Dans le silence des textes53, une certaine jurisprudence considère que le
nom de domaine peut justifier en soi, compte tenu de sa valeur commerciale pour
l’entreprise, une protection contre les atteintes dont il ferait l’objet. Cette
protection, qui repose sur l’idée d’un certain droit privatif du titulaire, est
naturellement subordonnée à certaines conditions : le nom ne doit pas porter
atteinte à un droit légitimement acquis sur la dénomination qu’il adopte (marque,
nom commercial, dénomination sociale) ; l’entreprise qui en poursuit la protection
doit rapporter la preuve de la priorité de son usage sur le réseau de l’Internet54.
La cour d’appel de Paris a inscrit la réservation des noms de domaine dans
le giron du droit de propriété tout en subordonnant la protection (par la
responsabilité civile) à la démonstration de l’existence d’un risque de confusion,
dans l’esprit du public, consécutif à l’utilisation de la même dénomination sous la
forme d’un signe distinctif55.
Par un arrêt du 18 septembre 2007, la Cour EDH a jugé que le droit exclusif
d’utiliser et de céder librement les noms de domaine a une valeur économique et
constitue donc un bien au sens de l’article 1er du Premier Protocole additionnel à la
Convention EDH56.

52
V. TGI Paris, 8 avril 2005, cité par J. Mestre et alii, 28e éd., n° 685-26.
53
L’attribution et la gestion des noms de domaine de l'internet est aujourd’hui réglementée par
articles R. 20-44-34 et suiv. du Code des postes et des communications électroniques (textes
insérés par le décret n° 2007-162 du 6 février 2007 relatif à l'attribution et à la gestion des noms
de domaine de l'internet et modifiant le code des postes et des communications électroniques).
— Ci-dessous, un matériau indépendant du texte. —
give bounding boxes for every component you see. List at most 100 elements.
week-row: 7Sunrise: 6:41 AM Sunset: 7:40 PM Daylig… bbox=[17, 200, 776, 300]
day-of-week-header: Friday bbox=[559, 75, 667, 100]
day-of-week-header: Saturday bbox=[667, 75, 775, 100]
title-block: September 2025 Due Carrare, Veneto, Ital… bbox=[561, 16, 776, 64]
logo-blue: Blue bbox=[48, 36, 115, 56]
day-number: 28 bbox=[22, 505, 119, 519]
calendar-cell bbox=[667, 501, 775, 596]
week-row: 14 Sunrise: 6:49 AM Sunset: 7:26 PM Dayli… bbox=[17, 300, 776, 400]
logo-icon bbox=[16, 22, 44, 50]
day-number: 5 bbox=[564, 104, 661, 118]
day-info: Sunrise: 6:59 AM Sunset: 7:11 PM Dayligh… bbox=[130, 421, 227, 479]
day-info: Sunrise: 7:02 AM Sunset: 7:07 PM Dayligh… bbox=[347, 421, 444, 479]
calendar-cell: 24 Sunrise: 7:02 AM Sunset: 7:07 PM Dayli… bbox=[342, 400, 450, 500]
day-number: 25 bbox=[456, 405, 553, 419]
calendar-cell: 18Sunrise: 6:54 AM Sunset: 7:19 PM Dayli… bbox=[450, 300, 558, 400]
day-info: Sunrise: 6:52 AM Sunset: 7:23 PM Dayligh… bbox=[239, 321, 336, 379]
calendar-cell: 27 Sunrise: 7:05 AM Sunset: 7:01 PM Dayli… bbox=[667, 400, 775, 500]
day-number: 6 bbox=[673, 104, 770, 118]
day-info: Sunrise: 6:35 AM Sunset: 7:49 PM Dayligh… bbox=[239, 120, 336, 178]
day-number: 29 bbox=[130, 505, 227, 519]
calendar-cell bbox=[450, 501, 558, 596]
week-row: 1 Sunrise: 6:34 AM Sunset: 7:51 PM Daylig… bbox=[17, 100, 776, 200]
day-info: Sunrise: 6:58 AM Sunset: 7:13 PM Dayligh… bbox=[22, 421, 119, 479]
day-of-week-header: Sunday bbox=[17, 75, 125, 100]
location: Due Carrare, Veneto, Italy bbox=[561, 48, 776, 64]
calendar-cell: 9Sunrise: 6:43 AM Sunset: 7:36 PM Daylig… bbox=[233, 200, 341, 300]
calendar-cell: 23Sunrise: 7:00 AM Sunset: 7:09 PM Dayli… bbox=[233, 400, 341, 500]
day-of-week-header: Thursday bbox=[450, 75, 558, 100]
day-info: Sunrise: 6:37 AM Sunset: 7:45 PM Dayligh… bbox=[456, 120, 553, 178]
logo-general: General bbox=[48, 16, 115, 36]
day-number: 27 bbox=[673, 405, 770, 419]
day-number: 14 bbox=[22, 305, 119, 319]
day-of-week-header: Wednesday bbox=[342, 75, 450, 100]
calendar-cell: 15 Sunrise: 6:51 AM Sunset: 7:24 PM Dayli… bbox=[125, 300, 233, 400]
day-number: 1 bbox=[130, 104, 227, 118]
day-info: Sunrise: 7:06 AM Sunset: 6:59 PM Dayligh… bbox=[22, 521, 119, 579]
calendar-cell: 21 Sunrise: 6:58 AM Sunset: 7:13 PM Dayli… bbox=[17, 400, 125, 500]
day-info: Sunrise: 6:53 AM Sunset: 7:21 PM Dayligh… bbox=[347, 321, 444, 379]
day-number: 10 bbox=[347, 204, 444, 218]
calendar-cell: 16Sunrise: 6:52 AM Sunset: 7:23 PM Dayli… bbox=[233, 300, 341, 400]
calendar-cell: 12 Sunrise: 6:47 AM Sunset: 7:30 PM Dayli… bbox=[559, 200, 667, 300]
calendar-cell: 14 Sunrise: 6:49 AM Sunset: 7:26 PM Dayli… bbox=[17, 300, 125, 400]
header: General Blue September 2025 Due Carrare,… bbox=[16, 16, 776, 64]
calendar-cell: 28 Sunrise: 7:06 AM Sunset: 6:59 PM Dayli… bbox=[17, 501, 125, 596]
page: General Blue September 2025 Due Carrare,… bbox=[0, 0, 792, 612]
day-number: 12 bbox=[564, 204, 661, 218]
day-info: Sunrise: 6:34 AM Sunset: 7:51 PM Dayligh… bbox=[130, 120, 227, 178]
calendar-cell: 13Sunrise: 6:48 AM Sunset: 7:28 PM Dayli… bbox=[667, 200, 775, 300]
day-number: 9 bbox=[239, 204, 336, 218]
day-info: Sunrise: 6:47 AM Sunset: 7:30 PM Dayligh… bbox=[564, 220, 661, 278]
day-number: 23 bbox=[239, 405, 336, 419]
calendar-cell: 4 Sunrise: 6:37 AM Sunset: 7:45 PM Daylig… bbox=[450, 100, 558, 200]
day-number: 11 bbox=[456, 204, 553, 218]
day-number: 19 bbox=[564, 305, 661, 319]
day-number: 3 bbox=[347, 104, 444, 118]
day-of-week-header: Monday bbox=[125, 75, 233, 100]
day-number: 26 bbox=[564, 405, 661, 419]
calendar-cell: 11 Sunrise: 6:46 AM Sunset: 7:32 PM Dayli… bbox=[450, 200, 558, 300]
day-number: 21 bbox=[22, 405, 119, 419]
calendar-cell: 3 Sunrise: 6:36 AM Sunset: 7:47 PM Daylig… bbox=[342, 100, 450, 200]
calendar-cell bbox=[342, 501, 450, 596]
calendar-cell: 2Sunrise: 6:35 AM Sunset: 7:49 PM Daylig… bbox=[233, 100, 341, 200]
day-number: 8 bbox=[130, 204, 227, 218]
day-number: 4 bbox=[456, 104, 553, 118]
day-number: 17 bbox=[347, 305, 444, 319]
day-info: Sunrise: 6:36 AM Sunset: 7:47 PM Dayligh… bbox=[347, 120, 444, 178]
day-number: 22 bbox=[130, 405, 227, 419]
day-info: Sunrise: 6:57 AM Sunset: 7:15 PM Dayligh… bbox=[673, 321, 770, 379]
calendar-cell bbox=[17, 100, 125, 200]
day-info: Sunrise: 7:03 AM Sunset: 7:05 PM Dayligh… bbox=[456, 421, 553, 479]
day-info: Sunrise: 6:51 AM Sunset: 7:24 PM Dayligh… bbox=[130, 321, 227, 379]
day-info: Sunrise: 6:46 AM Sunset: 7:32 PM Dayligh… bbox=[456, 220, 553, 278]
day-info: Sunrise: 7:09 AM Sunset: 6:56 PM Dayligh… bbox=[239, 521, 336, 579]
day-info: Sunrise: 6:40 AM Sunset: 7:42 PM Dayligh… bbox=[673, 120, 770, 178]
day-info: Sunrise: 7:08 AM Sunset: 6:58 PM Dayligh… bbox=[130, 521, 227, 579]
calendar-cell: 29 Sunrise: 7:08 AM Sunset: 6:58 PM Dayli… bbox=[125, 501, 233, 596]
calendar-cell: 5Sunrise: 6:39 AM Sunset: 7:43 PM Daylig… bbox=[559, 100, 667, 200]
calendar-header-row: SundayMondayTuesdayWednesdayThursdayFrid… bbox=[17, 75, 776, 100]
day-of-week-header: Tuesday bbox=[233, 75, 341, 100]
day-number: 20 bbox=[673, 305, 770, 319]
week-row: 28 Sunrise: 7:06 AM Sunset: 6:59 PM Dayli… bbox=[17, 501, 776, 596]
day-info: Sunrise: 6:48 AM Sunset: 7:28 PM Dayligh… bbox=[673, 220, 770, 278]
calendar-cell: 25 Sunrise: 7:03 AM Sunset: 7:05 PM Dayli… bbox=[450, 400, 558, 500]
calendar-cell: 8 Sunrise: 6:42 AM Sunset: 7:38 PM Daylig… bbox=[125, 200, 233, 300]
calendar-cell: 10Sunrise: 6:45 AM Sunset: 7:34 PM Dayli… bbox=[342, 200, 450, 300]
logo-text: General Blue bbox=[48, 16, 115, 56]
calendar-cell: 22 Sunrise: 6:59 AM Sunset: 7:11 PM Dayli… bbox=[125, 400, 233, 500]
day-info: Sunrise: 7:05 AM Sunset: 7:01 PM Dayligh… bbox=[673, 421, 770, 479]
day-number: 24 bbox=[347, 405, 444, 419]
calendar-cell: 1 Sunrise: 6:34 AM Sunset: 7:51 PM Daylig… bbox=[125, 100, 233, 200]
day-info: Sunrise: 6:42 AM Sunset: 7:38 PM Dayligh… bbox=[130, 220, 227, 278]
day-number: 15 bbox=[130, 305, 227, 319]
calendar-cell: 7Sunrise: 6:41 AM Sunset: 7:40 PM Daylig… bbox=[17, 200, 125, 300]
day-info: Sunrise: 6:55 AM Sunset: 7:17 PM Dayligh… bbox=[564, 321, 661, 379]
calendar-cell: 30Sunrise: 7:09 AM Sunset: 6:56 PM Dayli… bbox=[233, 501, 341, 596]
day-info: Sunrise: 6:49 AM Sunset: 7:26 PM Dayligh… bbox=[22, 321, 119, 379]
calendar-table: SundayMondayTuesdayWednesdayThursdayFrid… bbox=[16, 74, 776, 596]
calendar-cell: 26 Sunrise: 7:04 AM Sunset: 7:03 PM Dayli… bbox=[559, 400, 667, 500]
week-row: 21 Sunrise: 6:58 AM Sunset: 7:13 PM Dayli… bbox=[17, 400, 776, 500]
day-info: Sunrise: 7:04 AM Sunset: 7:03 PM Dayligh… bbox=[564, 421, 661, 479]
V.
Cons. Const., 6 oct. 2010, déc. n° 2010-45 QPC, BRDA 19/10, n° 15 : le Conseil a dléclé contraire à
la Constitution l’article L. 45 du Code des Postes et des communications électroniques.
54
Voir arrêts cités par Mestre et Pancrazi, op. cit., n° 635-1 ou par Th. Revet, obs. RTD civ. 2008,
p. 504.
55
Paris, 18 oct. 2000, D. 2000, 1379, note G. Loiseau; CCE juin 2001, n° 60, obs. Ch. Caron ; Paris,
14e ch. A, 25 mai 2005, D. 2005, 1846, obs. C. Manara.
56
CEDH, 18 septembre 2007, Paeffgen gmbh c/ Allemagne, n° 25379/04, 21688/05, 21722/05 et
21770/05, JCP G 2008, I, 158, n° 1, obs. Ch. Caron ; RTD civ. 2008, p. 503, obs. Th. Revet.